Concerning the merits of the wage issue, the parties agree that the 1977 Act controls. The company relies on subsection 10(a) of the Act and argues without authority that under that subsection the petitioner’s wage should have been determined with reference to the petitioner’s earnings in calendar year 1976. The petitioner asserts that his wage should be determined under subsection 10(e) of the Act, as that subsection covered seasonal employments such as his.

Subsection 10(a) of the Act provides that compensation shall be computed on the basis of the employee’s annual earnings if the employee was “in the employment of the same employer continuously during the year next preceding the injury.” (Ill. Rev. Stat. 1977, ch. 48, par. 138.10(a).) Subsection 10(e) provides the basis for computing compensation for “employees in employments in which it is the custom to operate for a part of the whole number of working days in each year.” Ill. Rev. Stat. 1977, ch. 48, par. 138.10(e).

The record shows that the petitioner’s work was dependent upon the weather and that he worked only 23 weeks in 1977. We find, as did the circuit court, that his employment was not continuous but seasonal. Thus, his compensation must be determined with reference to subsection 10(e) of the Act.

The Commission’s wage determination was not supported by the record, as it was derived from a formula inappropriately relying upon subsection 10(a) of the Act. Considering that fact, and the fact that the company presents no valid basis for opposition to the court’s calculation, we affirm the court’s wage determination. The court correctly relied upon the petitioner’s earnings during the year prior to the accident, properly omitted overtime wages, and properly used the 200-Day Rule of subsection 10(e) as the petitioner was a seasonal employee who apparently worked fewer than 200 days in the year next preceding the accident.
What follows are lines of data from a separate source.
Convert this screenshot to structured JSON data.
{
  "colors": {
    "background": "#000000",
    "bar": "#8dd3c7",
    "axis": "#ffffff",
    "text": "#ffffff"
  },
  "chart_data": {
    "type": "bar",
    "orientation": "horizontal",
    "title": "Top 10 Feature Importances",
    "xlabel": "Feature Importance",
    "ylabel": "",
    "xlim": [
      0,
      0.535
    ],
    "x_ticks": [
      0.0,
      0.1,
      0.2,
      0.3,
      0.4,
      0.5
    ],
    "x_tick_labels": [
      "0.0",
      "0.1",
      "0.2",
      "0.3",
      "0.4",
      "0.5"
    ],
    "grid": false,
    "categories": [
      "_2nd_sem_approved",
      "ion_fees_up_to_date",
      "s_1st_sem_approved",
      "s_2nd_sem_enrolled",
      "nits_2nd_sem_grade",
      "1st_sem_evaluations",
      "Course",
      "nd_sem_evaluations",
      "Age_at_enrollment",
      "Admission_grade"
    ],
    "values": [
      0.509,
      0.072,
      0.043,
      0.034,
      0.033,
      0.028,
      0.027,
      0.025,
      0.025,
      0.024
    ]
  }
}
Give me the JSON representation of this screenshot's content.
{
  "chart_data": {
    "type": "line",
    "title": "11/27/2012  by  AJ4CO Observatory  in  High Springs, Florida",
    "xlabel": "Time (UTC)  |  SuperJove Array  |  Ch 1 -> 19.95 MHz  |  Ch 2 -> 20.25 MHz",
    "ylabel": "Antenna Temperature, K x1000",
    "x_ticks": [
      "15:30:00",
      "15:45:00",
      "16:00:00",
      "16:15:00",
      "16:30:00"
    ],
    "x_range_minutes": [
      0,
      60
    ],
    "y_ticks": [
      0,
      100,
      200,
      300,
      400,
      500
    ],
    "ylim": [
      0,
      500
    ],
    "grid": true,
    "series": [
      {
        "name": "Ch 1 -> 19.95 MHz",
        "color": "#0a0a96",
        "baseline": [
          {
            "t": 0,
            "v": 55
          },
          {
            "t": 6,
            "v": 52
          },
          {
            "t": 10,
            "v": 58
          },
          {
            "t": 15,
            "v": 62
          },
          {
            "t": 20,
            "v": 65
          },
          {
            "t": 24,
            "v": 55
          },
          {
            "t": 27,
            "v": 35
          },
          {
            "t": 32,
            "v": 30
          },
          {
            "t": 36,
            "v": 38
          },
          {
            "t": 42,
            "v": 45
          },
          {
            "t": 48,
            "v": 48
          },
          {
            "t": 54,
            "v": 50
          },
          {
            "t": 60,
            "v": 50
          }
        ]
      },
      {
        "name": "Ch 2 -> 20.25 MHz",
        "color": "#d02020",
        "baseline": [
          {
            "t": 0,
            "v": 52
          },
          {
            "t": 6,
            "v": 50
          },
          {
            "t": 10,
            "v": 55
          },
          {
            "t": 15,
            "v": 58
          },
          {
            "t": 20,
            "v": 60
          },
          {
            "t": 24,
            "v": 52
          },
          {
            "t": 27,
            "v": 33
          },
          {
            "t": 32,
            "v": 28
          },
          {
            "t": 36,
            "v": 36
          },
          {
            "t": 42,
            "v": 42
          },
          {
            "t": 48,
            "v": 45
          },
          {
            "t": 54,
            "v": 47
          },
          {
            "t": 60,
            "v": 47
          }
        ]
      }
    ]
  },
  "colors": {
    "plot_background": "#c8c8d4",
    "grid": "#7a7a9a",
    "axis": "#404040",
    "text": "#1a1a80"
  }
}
The company’s fifth and final argument is that the petitioner failed to establish either the causal relationship between his employment and his medical condition or total and permanent disability. The company notes the medical evidence from Dr. Velasquez and that the record lacks evidence that the petitioner had attempted either to find work or to work. It argues that Dr. Cobb’s statements of opinion were not sufficient to meet the petitioner’s burden of establishing the unavailability of work.

An employee is totally and permanently disabled when he is unable to make some contribution sufficient to justify payment of wages. (Consolidated Freightways, Inc. v. Industrial Com. (1976), 64 Ill. 2d 312, 356 N.E.2d 51.) A compensation petitioner has the burden of proving by a preponderance of the evidence the extent and permanency of his injury. (A.M.T.C. of Illinois, Inc. v. Industrial Com. (1979), 77 Ill. 2d 482, 397 N.E.2d 804.) Causation and the permanency and degree of disability are issues of fact for the Commission; the Commission’s award will be set aside only if it is against the manifest weight of the evidence. Republic Steel Corp. v. Industrial Com. (1962), 26 Ill. 2d 32, 185 N.E.2d 877; Wallace v. Industrial Com. (1983), 98 Ill. 2d 33, 455 N.E.2d 92.

The instant record includes the opinion of Dr. Cobb, one of the petitioner’s principal treating physicians, that there was a causal connection between the petitioner’s accident and his instant long-term condition. Dr. Cobb further opined that the petitioner’s injuries are permanent and that the petitioner would not become able either to stand or walk for long time periods or to bend, lift, or climb. The record also includes evidence that the petitioner has only a ninth grade education and only manual laborer experience. The evidence is sufficient to support the Commission’s conclusions as to both causation and total, permanent disability.

Based on the foregoing, we affirm the judgment of the circuit court of St. Clair County.

Affirmed.

McNAMARA, WOODWARD, McCULLOUGH, and KASSERMAN, JJ., concur.